U.S. Halts Mexico Border Scheme of Hiding Drugs in Truck Axles

By Eric Miller, Staff Reporter

This story appears in the Aug. 26 print edition of Transport Topics.

Motor carriers received a stark reminder earlier this month that cross-border trucking presents special challenges when U.S. prosecutors announced the arrest of 19 members of Mexican drug organizations who allegedly transported drugs in PVC pipes concealed inside tractor-trailer axles.

The arrests, made public Aug. 15 by the U.S. attorney’s office in Los Angeles, came with the claim that cocaine, methamphetamine and heroin were smuggled into the United States using random trucking companies.

The indictments come after a two-year investigation by a Southern California-based federal drug task force. Additional members of drug organizations still may be arrested, officials said.



“The allegations here describe a wide-ranging conspiracy to exploit aspects of our nation’s trucking and transportation system and funnel enormous amounts of dangerous narcotics into this country,” André Birotte Jr., U.S. attorney for the Central District of California, said when the arrests were announced.

The investigation started in 2011 after federal agents began targeting a trafficking organization that transported thousands of pounds of drugs from Mexico via the border crossing in Nogales, Ariz., dropping the contraband off at truck yards in South Gate and Wilmington, Calif.

The PVC pipes containing the drugs were then removed from the trucks and distributed to locations in Arizona and California, including Los Angeles and the counties of Orange, Riverside and San Bernardino, according to the indictment.

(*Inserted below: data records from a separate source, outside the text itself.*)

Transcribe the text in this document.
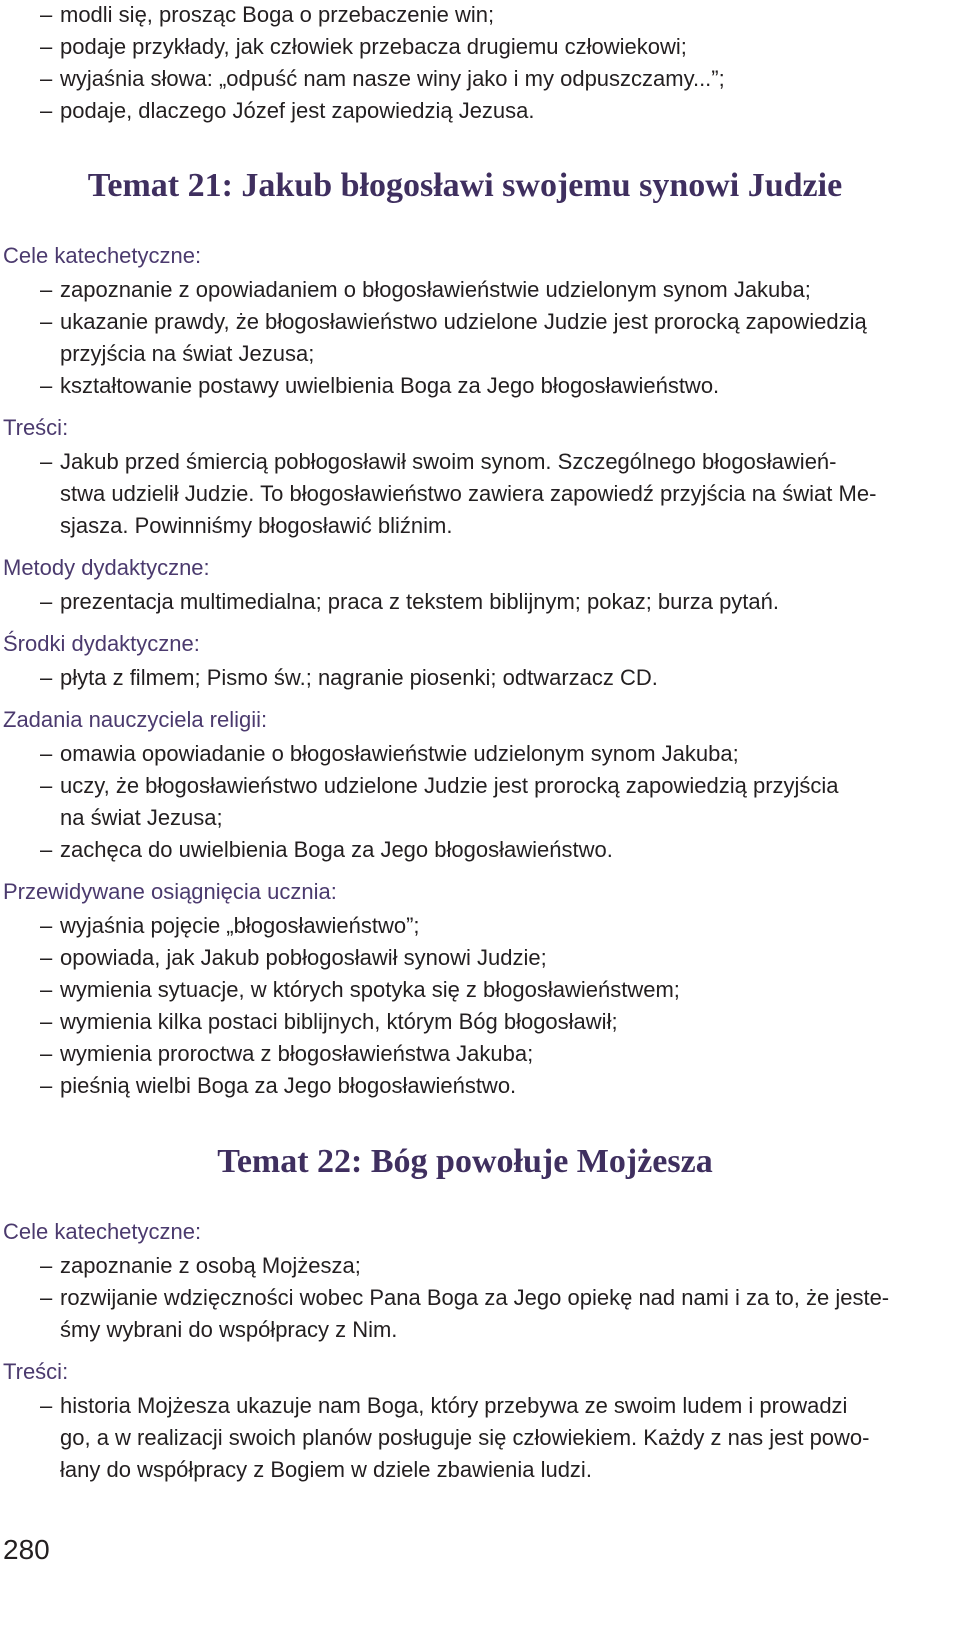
– modli się, prosząc Boga o przebaczenie win;
– podaje przykłady, jak człowiek przebacza drugiemu człowiekowi;
– wyjaśnia słowa: „odpuść nam nasze winy jako i my odpuszczamy...”;
– podaje, dlaczego Józef jest zapowiedzią Jezusa.
Temat 21: Jakub błogosławi swojemu synowi Judzie
Cele katechetyczne:
– zapoznanie z opowiadaniem o błogosławieństwie udzielonym synom Jakuba;
– ukazanie prawdy, że błogosławieństwo udzielone Judzie jest prorocką zapowiedzią
przyjścia na świat Jezusa;
– kształtowanie postawy uwielbienia Boga za Jego błogosławieństwo.
Treści:
– Jakub przed śmiercią pobłogosławił swoim synom. Szczególnego błogosławień-
stwa udzielił Judzie. To błogosławieństwo zawiera zapowiedź przyjścia na świat Me-
sjasza. Powinniśmy błogosławić bliźnim.
Metody dydaktyczne:
– prezentacja multimedialna; praca z tekstem biblijnym; pokaz; burza pytań.
Środki dydaktyczne:
– płyta z filmem; Pismo św.; nagranie piosenki; odtwarzacz CD.
Zadania nauczyciela religii:
– omawia opowiadanie o błogosławieństwie udzielonym synom Jakuba;
– uczy, że błogosławieństwo udzielone Judzie jest prorocką zapowiedzią przyjścia
na świat Jezusa;
– zachęca do uwielbienia Boga za Jego błogosławieństwo.
Przewidywane osiągnięcia ucznia:
– wyjaśnia pojęcie „błogosławieństwo”;
– opowiada, jak Jakub pobłogosławił synowi Judzie;
– wymienia sytuacje, w których spotyka się z błogosławieństwem;
– wymienia kilka postaci biblijnych, którym Bóg błogosławił;
– wymienia proroctwa z błogosławieństwa Jakuba;
– pieśnią wielbi Boga za Jego błogosławieństwo.
Temat 22: Bóg powołuje Mojżesza
Cele katechetyczne:
– zapoznanie z osobą Mojżesza;
– rozwijanie wdzięczności wobec Pana Boga za Jego opiekę nad nami i za to, że jeste-
śmy wybrani do współpracy z Nim.
Treści:
– historia Mojżesza ukazuje nam Boga, który przebywa ze swoim ludem i prowadzi
go, a w realizacji swoich planów posługuje się człowiekiem. Każdy z nas jest powo-
łany do współpracy z Bogiem w dziele zbawienia ludzi.
280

“There weren’t any specific trucking companies that were targeted,” said Jay Dauphinais, a Los Angeles-based Drug Enforcement Agency special agent who spoke with Transport Topics. “They were just random.”

No trucking companies were identified in the charging documents.

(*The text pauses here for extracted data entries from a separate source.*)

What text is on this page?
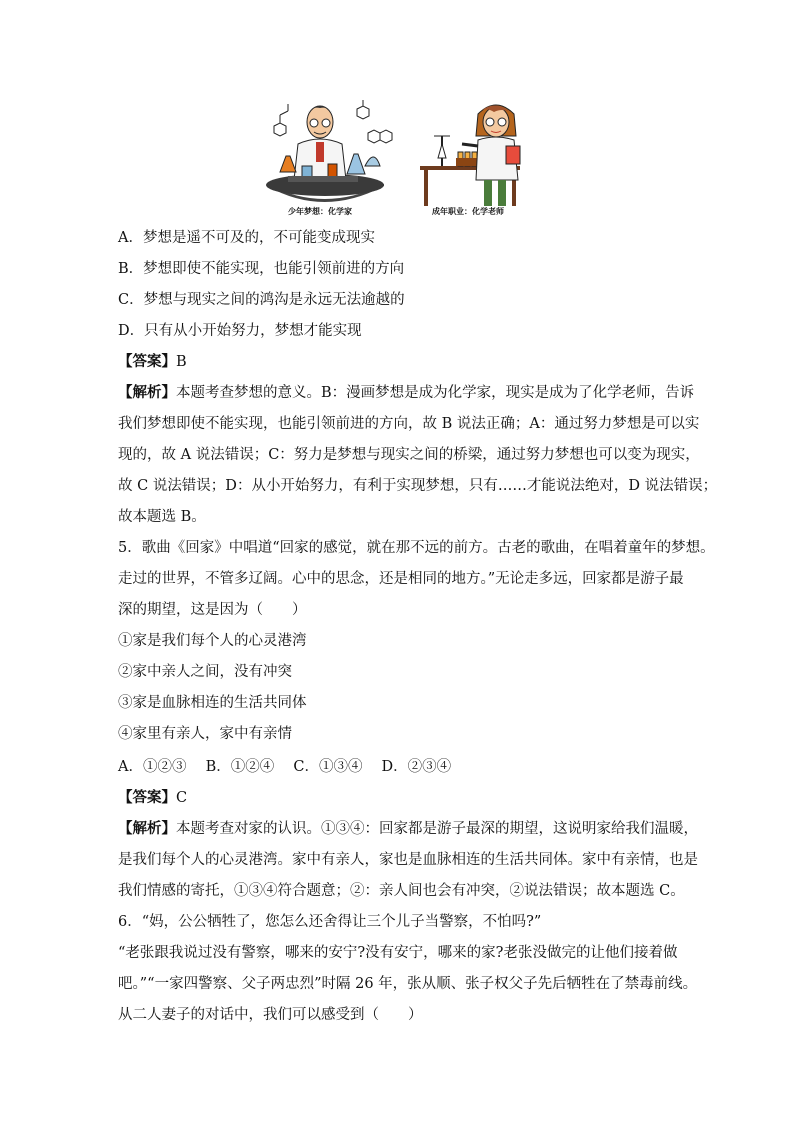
少年梦想：化学家	成年职业：化学老师
A．梦想是遥不可及的，不可能变成现实
B．梦想即使不能实现，也能引领前进的方向
C．梦想与现实之间的鸿沟是永远无法逾越的
D．只有从小开始努力，梦想才能实现
【答案】B
【解析】本题考查梦想的意义。B：漫画梦想是成为化学家，现实是成为了化学老师，告诉
我们梦想即使不能实现，也能引领前进的方向，故 B 说法正确；A：通过努力梦想是可以实
现的，故 A 说法错误；C：努力是梦想与现实之间的桥梁，通过努力梦想也可以变为现实，
故 C 说法错误；D：从小开始努力，有利于实现梦想，只有……才能说法绝对，D 说法错误；
故本题选 B。
5．歌曲《回家》中唱道“回家的感觉，就在那不远的前方。古老的歌曲，在唱着童年的梦想。
走过的世界，不管多辽阔。心中的思念，还是相同的地方。”无论走多远，回家都是游子最
深的期望，这是因为（　　）
①家是我们每个人的心灵港湾
②家中亲人之间，没有冲突
③家是血脉相连的生活共同体
④家里有亲人，家中有亲情
A．①②③　 B．①②④　 C．①③④　 D．②③④
【答案】C
【解析】本题考查对家的认识。①③④：回家都是游子最深的期望，这说明家给我们温暖，
是我们每个人的心灵港湾。家中有亲人，家也是血脉相连的生活共同体。家中有亲情，也是
我们情感的寄托，①③④符合题意；②：亲人间也会有冲突，②说法错误；故本题选 C。
6．“妈，公公牺牲了，您怎么还舍得让三个儿子当警察，不怕吗?”
“老张跟我说过没有警察，哪来的安宁?没有安宁，哪来的家?老张没做完的让他们接着做
吧。”“一家四警察、父子两忠烈”时隔 26 年，张从顺、张子权父子先后牺牲在了禁毒前线。
从二人妻子的对话中，我们可以感受到（　　）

However, a spokesman in the U.S. attorney’s office in Los Angeles said one of the defendants, Julio Cesar Castro, owned JCC Trucking Inc. The Panorama City, Calif.-based carrier was placed out of service in December for refusing an audit, according to Federal Motor Carrier Safety Administration records.

According to the United Nations Office on Drugs and Crime, cocaine is typically transported from Colombia to Mexico or Central America by sea and then onward by land to the United States and Canada.

U.S. authorities estimate that 90% of the cocaine entering the country crosses the U.S.-Mexico land border,” the U.N. said.

The trucks used for smuggling can so easily be made to look like legitimate operations simply by bearing duplicates of familiar company logos.

Many are the Class 8 vehicles used to cross the border to haul everything from agriculture products to automotive parts. That makes it easy to conceal contraband.

Dauphinais said drivers would pick up a load, giving the traffickers access to the vehicle without their companies’ knowledge.

The drivers may not in some cases have known where or what quantity of drugs was concealed in the truck, but they would likely have been aware that some contraband was on board.

The traffickers would give the truck back to the driver, to be driven across the border, Dauphinais said.

“What the traffickers did was open up the rear axles and put the PVC pipe right into the axles,” Dauphinais said. “There was a capability of storing anywhere from 10 to 16 kilos in the axle.”

More than 2,400 pounds of methamphetamine, 66 pounds of cocaine, 79 pounds of heroin and more than $1.2 million in cash were seized in the course of the two-year investigation, federal officials said.

“What it shows is any part of any vehicle can be used. These guys are always thinking up new ways to smuggle into any kind of vehicle,” Dauphinais said. “But if you crack open the axle, it’s obviously going to hurt the integrity of the truck. It’s probably lucky that the truck makes it across in one piece.”

Added Claude Arnold, special agent at the Los Angeles office of U.S. Immigration and Customs Enforcement: “The criminal networks targeted in this case exploited one of the nation’s busiest transportation corridors to mask the movement of staggering amounts of contraband — the volume of methamphetamine being smuggled by these organizations is virtually unprecedented.”

Dauphinais said the investigation is continuing as agents look into “spin-off information we’ve received since they made the arrests.”